Baterai 6000 mAh Jadi Nilai Plus

Kapasitas baterai 6000 mAh menjadi salah satu keunggulan utama Redmi A7 Pro. Untuk pemakaian normal, daya tahannya dapat bertahan lebih dari satu hari.

Perangkat ini cocok untuk pengguna yang aktif mengakses media sosial atau streaming video dalam waktu lama. Konsumsi daya juga cukup efisien berkat chipset yang hemat tenaga.
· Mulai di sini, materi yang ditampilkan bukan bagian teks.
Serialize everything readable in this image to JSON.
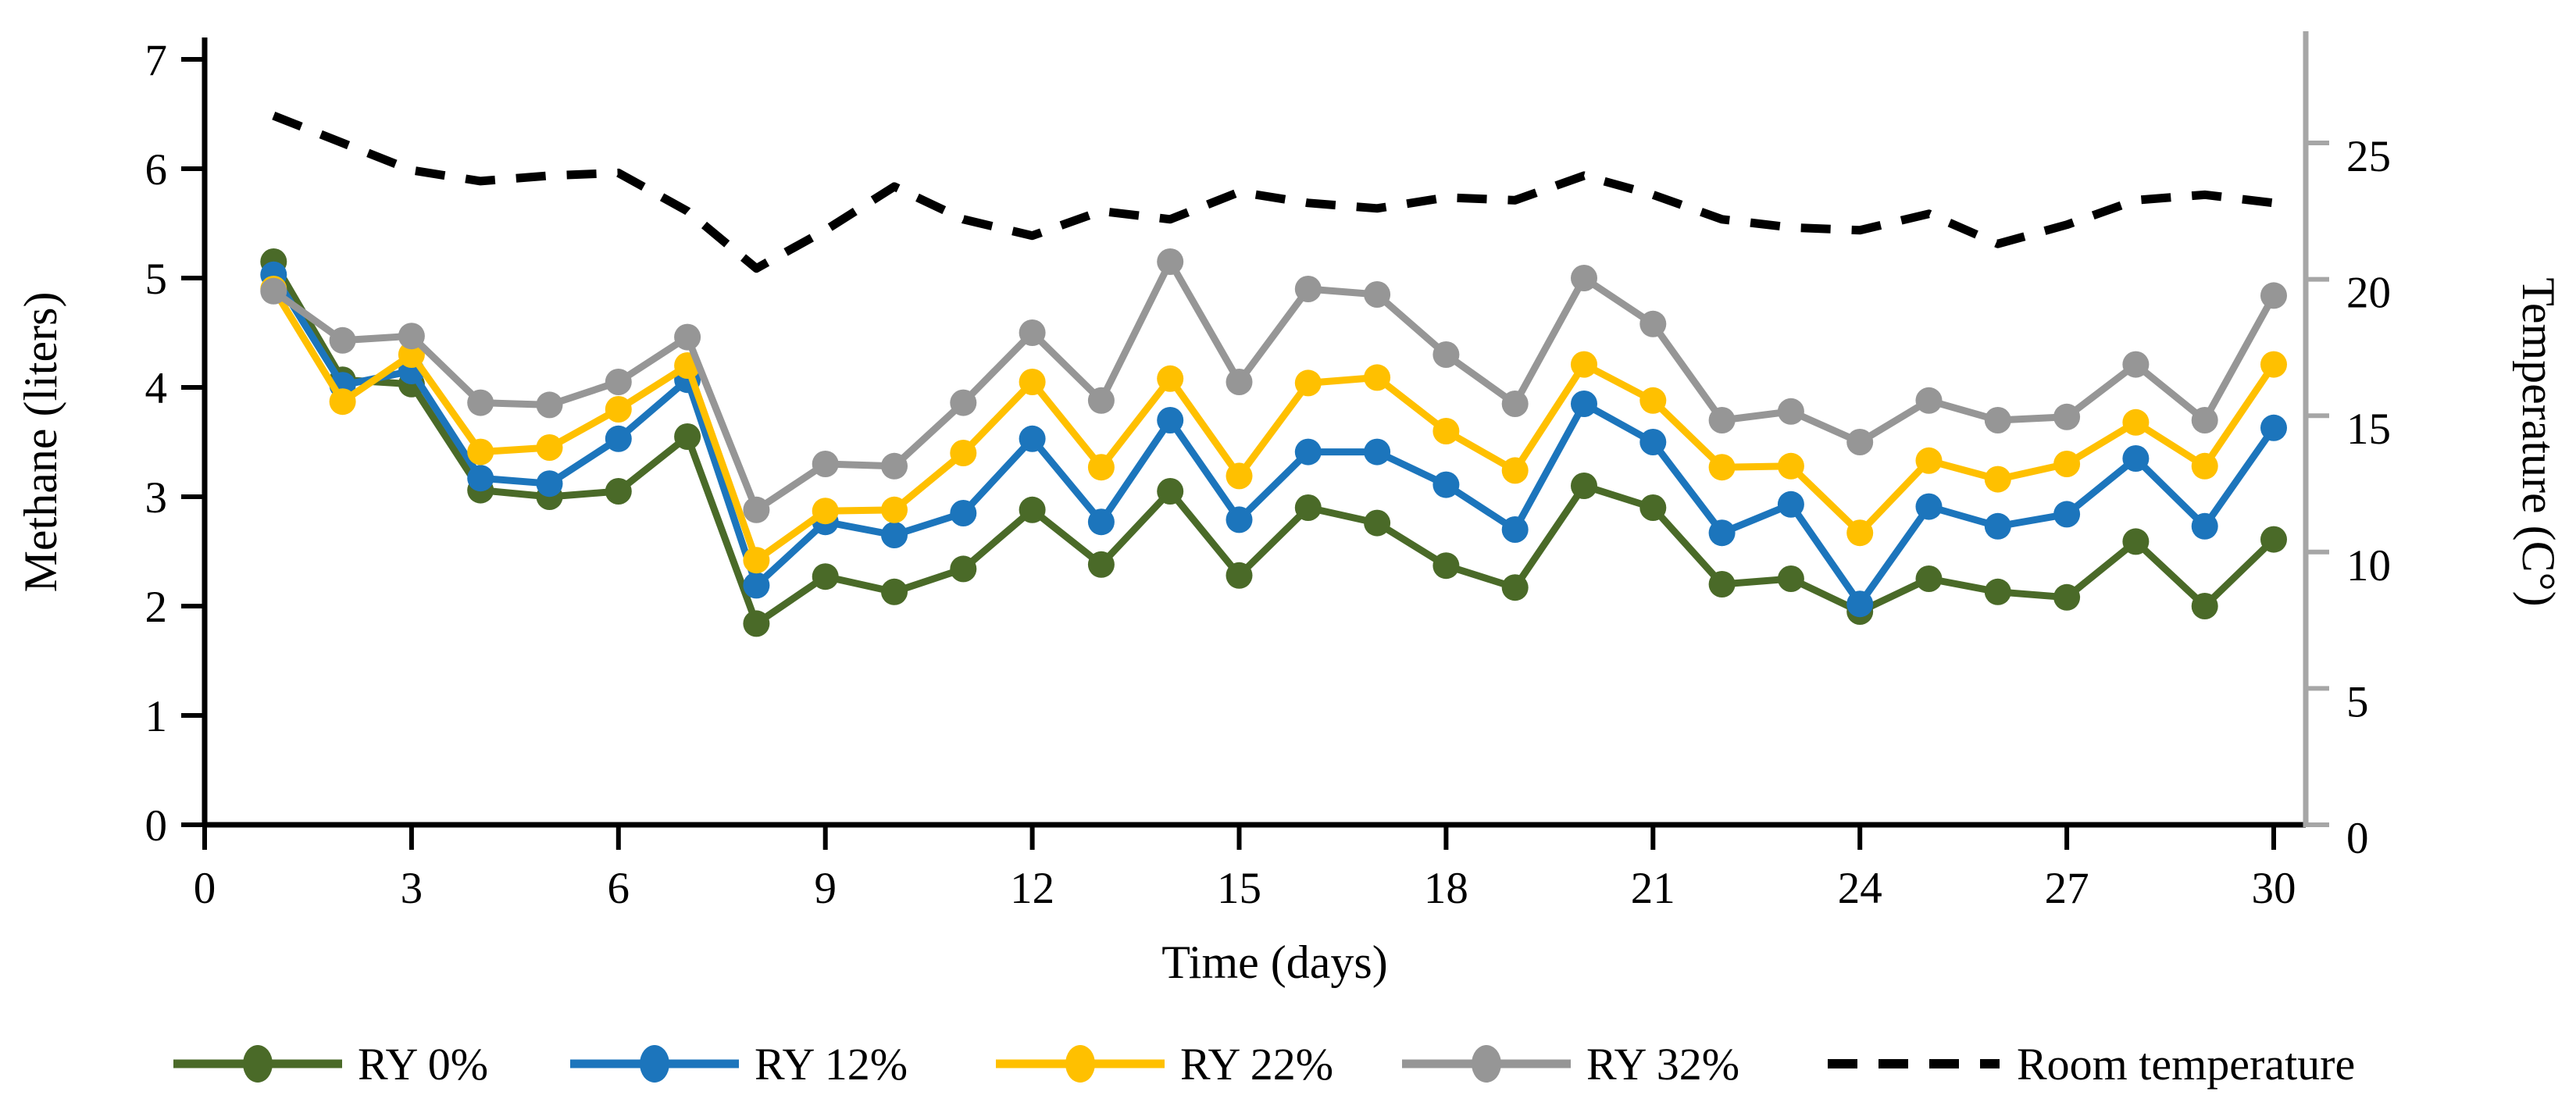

Sayangnya, Xiaomi masih menggunakan fast charging 15W. Dengan baterai besar, proses pengisian daya penuh membutuhkan waktu yang relatif lama.
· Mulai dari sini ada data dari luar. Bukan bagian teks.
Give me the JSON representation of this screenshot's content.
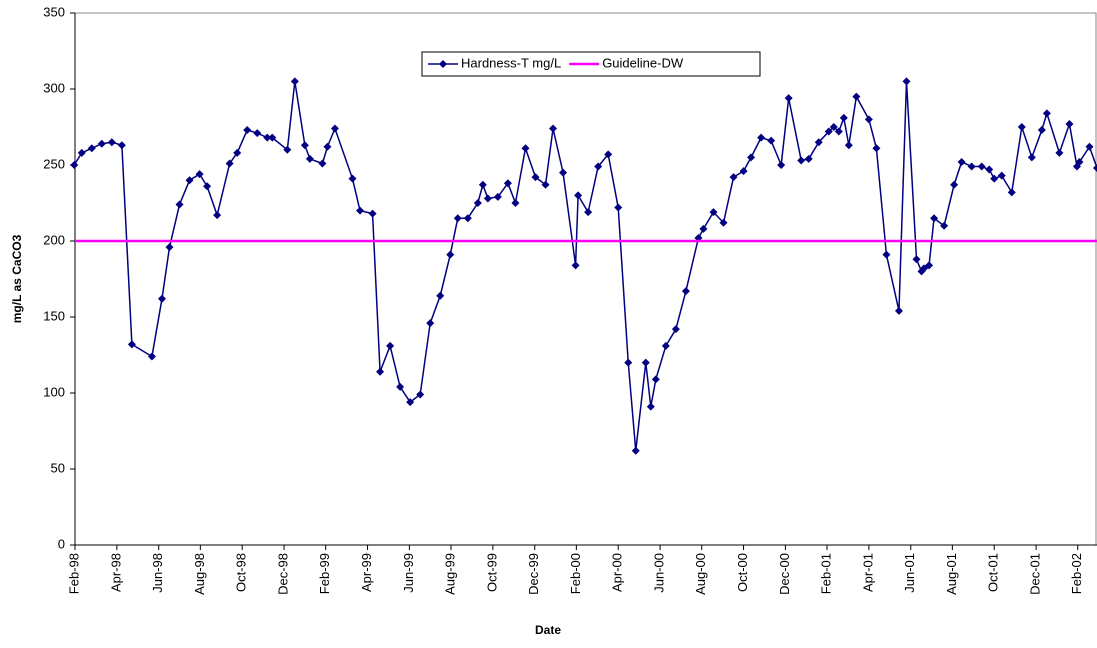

Meski begitu, daya tahan baterai yang panjang tetap menjadi alasan utama banyak pengguna mempertimbangkan perangkat ini di kelas harga terjangkau.

Fitur Tambahan dan Kekurangan

Redmi A7 Pro sudah menjalankan HyperOS 3 yang terasa ringan untuk penggunaan sehari-hari. Perangkat ini juga mendukung slot microSD untuk ekspansi penyimpanan.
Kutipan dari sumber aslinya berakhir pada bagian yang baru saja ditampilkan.